Apriamo un dibattito lanciandoci nella definizione di capolavoro.

Mi limito all’ambito cinematografico, che è di mia competenza ma il discorso si può ampliare a tutte le opere dell’ingegno umano anche se è pur vero che diverse modalità di espressione comportano anche diverse modalità di fruizione.

Partirei dalla elaborazione di un concetto molto noto espresso in maniera poetica da Italo Calvino.
Lui si riferiva ai libri classici e io lo adatto al cinema.

Un capolavoro è un film che non ha mai finito di dire quello che ha da dire.

Il messaggio che trascende epoche e culture è fondamentale per definire il valore di un film.

Ci sono bei film, ottimi film e poi ci sono i capolavori.

Il Settimo Sigillo di Ingmar Bergman è un capolavoro perché oggi, oltre 60 anni dopo la sua uscita, tratta un tema eterno come il senso della vita.

Si potrebbe obiettare che molti altri film nella storia del cinema hanno trattato questo argomento, perché quello di Bergman è superiore?

Qui entrano le caratteristiche specifiche del mezzo: tempi della narrazione, sceneggiatura, recitazione, regia, fotografia, musica.

Il film è l’insieme di tante espressioni e quando ogni espressione concorre al risultato nel modo migliore si crea il miracolo. 

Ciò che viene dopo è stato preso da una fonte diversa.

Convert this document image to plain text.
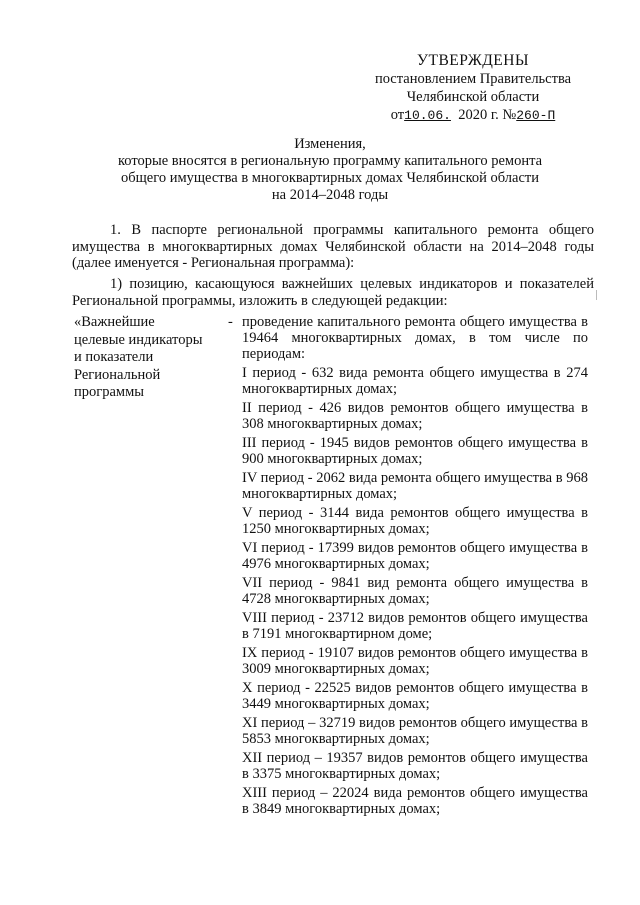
УТВЕРЖДЕНЫ
постановлением Правительства
Челябинской области
от10.06. 2020 г. №260-П
Изменения,
которые вносятся в региональную программу капитального ремонта
общего имущества в многоквартирных домах Челябинской области
на 2014–2048 годы
1. В паспорте региональной программы капитального ремонта общего имущества в многоквартирных домах Челябинской области на 2014–2048 годы (далее именуется - Региональная программа):
1) позицию, касающуюся важнейших целевых индикаторов и показателей Региональной программы, изложить в следующей редакции:
«Важнейшие
целевые индикаторы
и показатели
Региональной
программы
- проведение капитального ремонта общего имущества в 19464 многоквартирных домах, в том числе по периодам:

I период - 632 вида ремонта общего имущества в 274 многоквартирных домах;

II период - 426 видов ремонтов общего имущества в 308 многоквартирных домах;

III период - 1945 видов ремонтов общего имущества в 900 многоквартирных домах;

IV период - 2062 вида ремонта общего имущества в 968 многоквартирных домах;

V период - 3144 вида ремонтов общего имущества в 1250 многоквартирных домах;

VI период - 17399 видов ремонтов общего имущества в 4976 многоквартирных домах;

VII период - 9841 вид ремонта общего имущества в 4728 многоквартирных домах;

VIII период - 23712 видов ремонтов общего имущества в 7191 многоквартирном доме;

IX период - 19107 видов ремонтов общего имущества в 3009 многоквартирных домах;

X период - 22525 видов ремонтов общего имущества в 3449 многоквартирных домах;

XI период – 32719 видов ремонтов общего имущества в 5853 многоквартирных домах;

XII период – 19357 видов ремонтов общего имущества в 3375 многоквартирных домах;

XIII период – 22024 вида ремонтов общего имущества в 3849 многоквартирных домах;
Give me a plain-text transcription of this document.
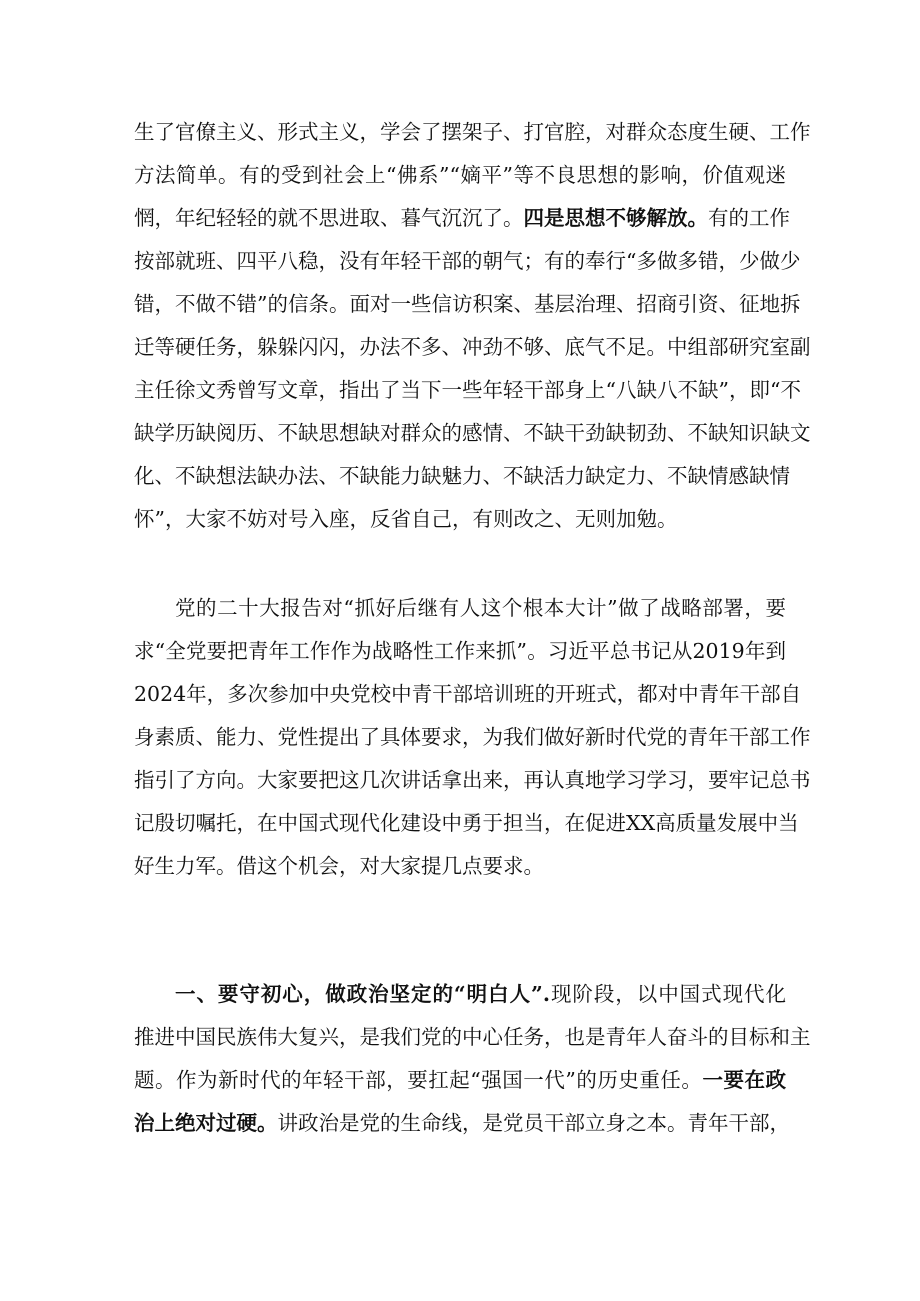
生了官僚主义、形式主义，学会了摆架子、打官腔，对群众态度生硬、工作
方法简单。有的受到社会上“佛系”“嫡平”等不良思想的影响，价值观迷
惘，年纪轻轻的就不思进取、暮气沉沉了。四是思想不够解放。有的工作
按部就班、四平八稳，没有年轻干部的朝气；有的奉行“多做多错，少做少
错，不做不错”的信条。面对一些信访积案、基层治理、招商引资、征地拆
迁等硬任务，躲躲闪闪，办法不多、冲劲不够、底气不足。中组部研究室副
主任徐文秀曾写文章，指出了当下一些年轻干部身上“八缺八不缺”，即“不
缺学历缺阅历、不缺思想缺对群众的感情、不缺干劲缺韧劲、不缺知识缺文
化、不缺想法缺办法、不缺能力缺魅力、不缺活力缺定力、不缺情感缺情
怀”，大家不妨对号入座，反省自己，有则改之、无则加勉。
党的二十大报告对“抓好后继有人这个根本大计”做了战略部署，要
求“全党要把青年工作作为战略性工作来抓”。习近平总书记从2019年到
2024年，多次参加中央党校中青干部培训班的开班式，都对中青年干部自
身素质、能力、党性提出了具体要求，为我们做好新时代党的青年干部工作
指引了方向。大家要把这几次讲话拿出来，再认真地学习学习，要牢记总书
记殷切嘱托，在中国式现代化建设中勇于担当，在促进XX高质量发展中当
好生力军。借这个机会，对大家提几点要求。
一、要守初心，做政治坚定的“明白人”.现阶段，以中国式现代化
推进中国民族伟大复兴，是我们党的中心任务，也是青年人奋斗的目标和主
题。作为新时代的年轻干部，要扛起“强国一代”的历史重任。一要在政
治上绝对过硬。讲政治是党的生命线，是党员干部立身之本。青年干部，
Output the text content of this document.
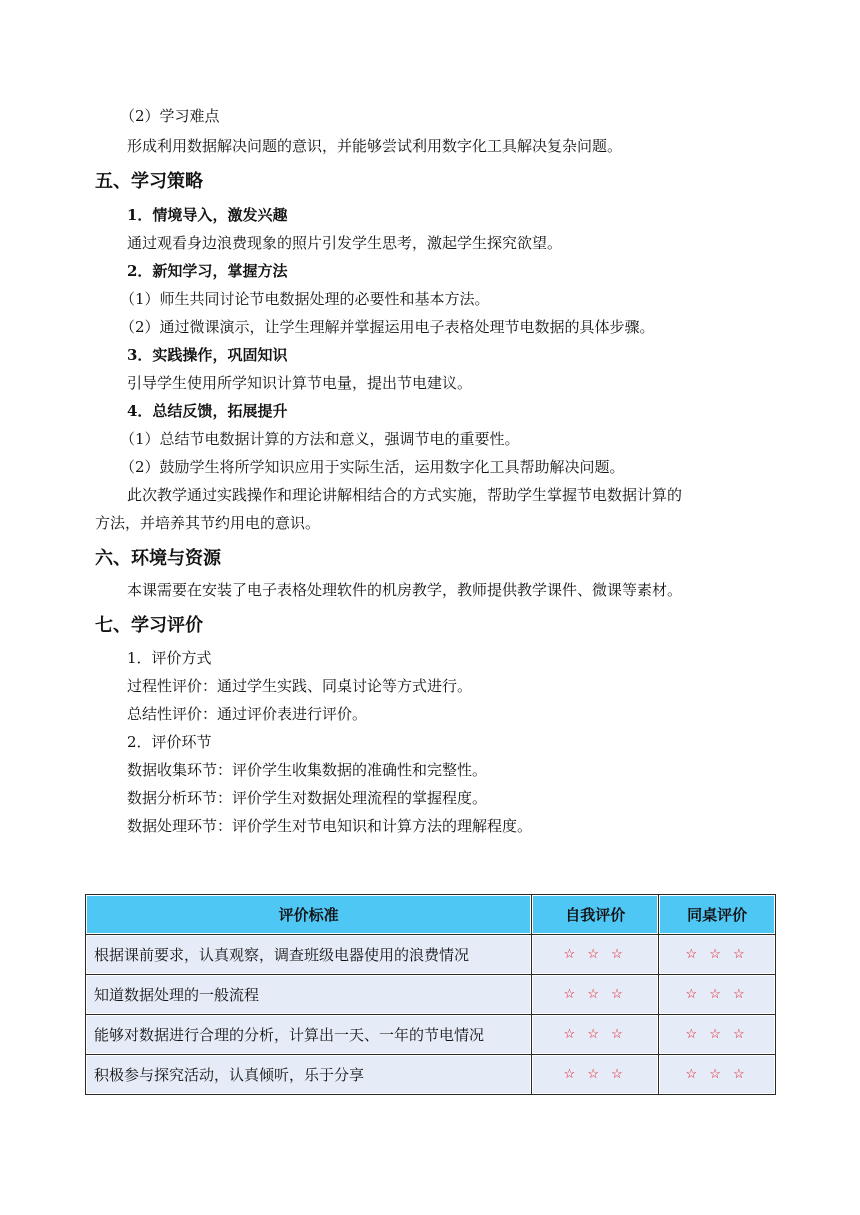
（2）学习难点
形成利用数据解决问题的意识，并能够尝试利用数字化工具解决复杂问题。
五、学习策略
1．情境导入，激发兴趣
通过观看身边浪费现象的照片引发学生思考，激起学生探究欲望。
2．新知学习，掌握方法
（1）师生共同讨论节电数据处理的必要性和基本方法。
（2）通过微课演示，让学生理解并掌握运用电子表格处理节电数据的具体步骤。
3．实践操作，巩固知识
引导学生使用所学知识计算节电量，提出节电建议。
4．总结反馈，拓展提升
（1）总结节电数据计算的方法和意义，强调节电的重要性。
（2）鼓励学生将所学知识应用于实际生活，运用数字化工具帮助解决问题。
此次教学通过实践操作和理论讲解相结合的方式实施，帮助学生掌握节电数据计算的
方法，并培养其节约用电的意识。
六、环境与资源
本课需要在安装了电子表格处理软件的机房教学，教师提供教学课件、微课等素材。
七、学习评价
1．评价方式
过程性评价：通过学生实践、同桌讨论等方式进行。
总结性评价：通过评价表进行评价。
2．评价环节
数据收集环节：评价学生收集数据的准确性和完整性。
数据分析环节：评价学生对数据处理流程的掌握程度。
数据处理环节：评价学生对节电知识和计算方法的理解程度。
评价标准	自我评价	同桌评价
根据课前要求，认真观察，调查班级电器使用的浪费情况	☆ ☆ ☆	☆ ☆ ☆
知道数据处理的一般流程	☆ ☆ ☆	☆ ☆ ☆
能够对数据进行合理的分析，计算出一天、一年的节电情况	☆ ☆ ☆	☆ ☆ ☆
积极参与探究活动，认真倾听，乐于分享	☆ ☆ ☆	☆ ☆ ☆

Rideremo sempre nel vedere I Soliti Ignoti perché è perfetto in ognuna delle caratteristiche indicate sopra.
Billy Wilder diceva che se i registi avessero saputo quali erano gli ingredienti per fare un film di successo, un capolavoro, lo avrebbero fatto tutte le volte. Ma non lo sai prima, se farai un grande film, c’è sempre un qualcosa di inatteso, di misterioso, di sorprendente.

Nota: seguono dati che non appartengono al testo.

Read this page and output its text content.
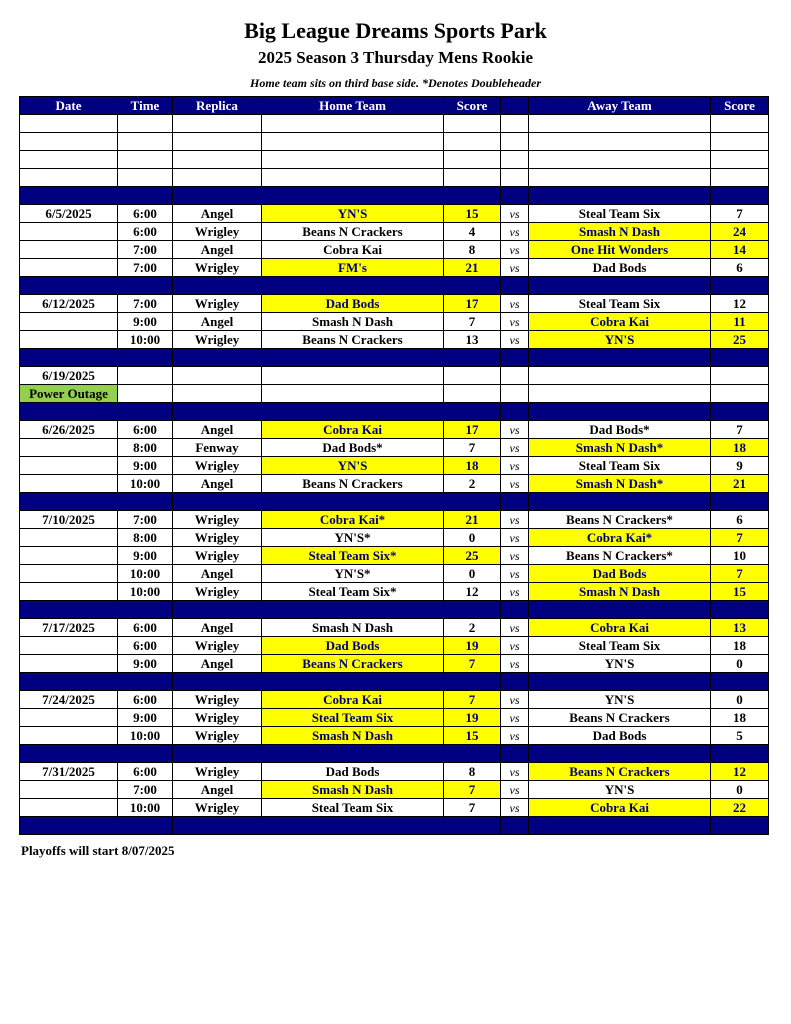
Big League Dreams Sports Park
2025 Season 3 Thursday Mens Rookie
Home team sits on third base side. *Denotes Doubleheader
Date	Time	Replica	Home Team	Score		Away Team	Score

6/5/2025	6:00	Angel	YN'S	15	vs	Steal Team Six	7
	6:00	Wrigley	Beans N Crackers	4	vs	Smash N Dash	24
	7:00	Angel	Cobra Kai	8	vs	One Hit Wonders	14
	7:00	Wrigley	FM's	21	vs	Dad Bods	6

6/12/2025	7:00	Wrigley	Dad Bods	17	vs	Steal Team Six	12
	9:00	Angel	Smash N Dash	7	vs	Cobra Kai	11
	10:00	Wrigley	Beans N Crackers	13	vs	YN'S	25

6/19/2025							
Power Outage							

6/26/2025	6:00	Angel	Cobra Kai	17	vs	Dad Bods*	7
	8:00	Fenway	Dad Bods*	7	vs	Smash N Dash*	18
	9:00	Wrigley	YN'S	18	vs	Steal Team Six	9
	10:00	Angel	Beans N Crackers	2	vs	Smash N Dash*	21

7/10/2025	7:00	Wrigley	Cobra Kai*	21	vs	Beans N Crackers*	6
	8:00	Wrigley	YN'S*	0	vs	Cobra Kai*	7
	9:00	Wrigley	Steal Team Six*	25	vs	Beans N Crackers*	10
	10:00	Angel	YN'S*	0	vs	Dad Bods	7
	10:00	Wrigley	Steal Team Six*	12	vs	Smash N Dash	15

7/17/2025	6:00	Angel	Smash N Dash	2	vs	Cobra Kai	13
	6:00	Wrigley	Dad Bods	19	vs	Steal Team Six	18
	9:00	Angel	Beans N Crackers	7	vs	YN'S	0

7/24/2025	6:00	Wrigley	Cobra Kai	7	vs	YN'S	0
	9:00	Wrigley	Steal Team Six	19	vs	Beans N Crackers	18
	10:00	Wrigley	Smash N Dash	15	vs	Dad Bods	5

7/31/2025	6:00	Wrigley	Dad Bods	8	vs	Beans N Crackers	12
	7:00	Angel	Smash N Dash	7	vs	YN'S	0
	10:00	Wrigley	Steal Team Six	7	vs	Cobra Kai	22

Playoffs will start 8/07/2025
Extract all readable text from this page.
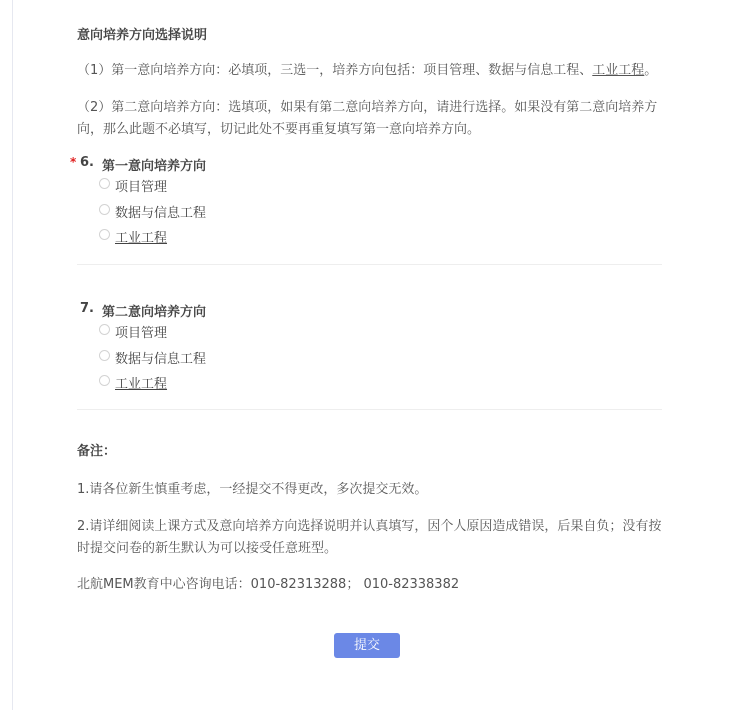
意向培养方向选择说明
（1）第一意向培养方向：必填项，三选一，培养方向包括：项目管理、数据与信息工程、工业工程。
（2）第二意向培养方向：选填项，如果有第二意向培养方向，请进行选择。如果没有第二意向培养方向，那么此题不必填写，切记此处不要再重复填写第一意向培养方向。
* 6. 第一意向培养方向
项目管理
数据与信息工程
工业工程
7. 第二意向培养方向
项目管理
数据与信息工程
工业工程
备注：
1.请各位新生慎重考虑，一经提交不得更改，多次提交无效。
2.请详细阅读上课方式及意向培养方向选择说明并认真填写，因个人原因造成错误，后果自负；没有按时提交问卷的新生默认为可以接受任意班型。
北航MEM教育中心咨询电话：010-82313288； 010-82338382
提交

In Effetto Notte (capolavoro) Truffaut esprime appunto questo concetto: “La lavorazione di un film somiglia al percorso di una diligenza nel Far West: all’inizio uno spera di fare un bel viaggio, poi comincia a domandarsi se arriverà a destinazione.”

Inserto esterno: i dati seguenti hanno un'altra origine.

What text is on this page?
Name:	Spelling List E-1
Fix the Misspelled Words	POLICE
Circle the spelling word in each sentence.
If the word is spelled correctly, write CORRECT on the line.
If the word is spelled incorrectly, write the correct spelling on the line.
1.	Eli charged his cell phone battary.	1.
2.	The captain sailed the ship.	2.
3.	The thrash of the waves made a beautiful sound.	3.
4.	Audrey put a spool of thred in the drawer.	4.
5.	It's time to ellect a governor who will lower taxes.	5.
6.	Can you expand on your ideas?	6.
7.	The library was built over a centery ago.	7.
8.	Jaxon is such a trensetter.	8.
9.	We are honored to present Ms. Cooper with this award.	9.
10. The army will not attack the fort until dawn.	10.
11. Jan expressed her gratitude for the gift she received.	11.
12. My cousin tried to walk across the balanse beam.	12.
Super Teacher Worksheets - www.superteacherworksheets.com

Ma infine anche le caratteristiche non bastano.

L’opera d’arte ci deve dare una emozione e questa è soggettiva, ci sono film che ci incantano e lasciano altre persone totalmente indifferenti.

Nella mia interpretazione personale io voglio uscire migliore dalla visione di un film, il film mi deve arricchire.

Magari mi ha solo divertito (solo), ma se lo ha fatto con intelligenza, gusto, cultura già questo mi basta eccome.

Forse il concetto base che definisce il capolavoro è la creatività: quando ti rendi conto che non avevi mai visto prima una cosa simile. Non tanto l’originalità che potrebbe anche essere fine a se stessa, quanto davvero la folgorazione di essere incantati da un qualcosa che ti sorprende e che, nel tuo gusto, trovi bellissimo, perché un altro concetto generale, sempre per me, resta la bellezza.

Come non restare incantati da L’Angelo Sterminatore di Luis Bunuel, quella è genialità pura, la sovversione di ogni logica che lascia meravigliati, confusi ma allo stesso modo si riflette nella realtà di tutti noi.

Quindi per riassumere la mia definizione di capolavoro, al cinema è: il valore fuori dal tempo, la genialità, la capacità di portare lo spettatore nel proprio mondo di fantasia, l’emozione che sa trasmettere.

E non posso concludere se non parlando di Ettore Scola, uno dei miei dieci registi.

Molti sono i film che adoro di Ettore Scola, per me il capolavoro è C’eravamo Tanto Amati, e lo è anche per un aspetto affettivo. Il film soddisfa tutte le caratteristiche che io indico, ritratto struggente di 30 anni di vita italiana, quella dei miei genitori ma è come se la avessi vissuta anche io, tutti noi, anche chi non era ancora nato. E ogni volta che lo guardo, proprio come indica Calvino, mi dice qualcosa di nuovo.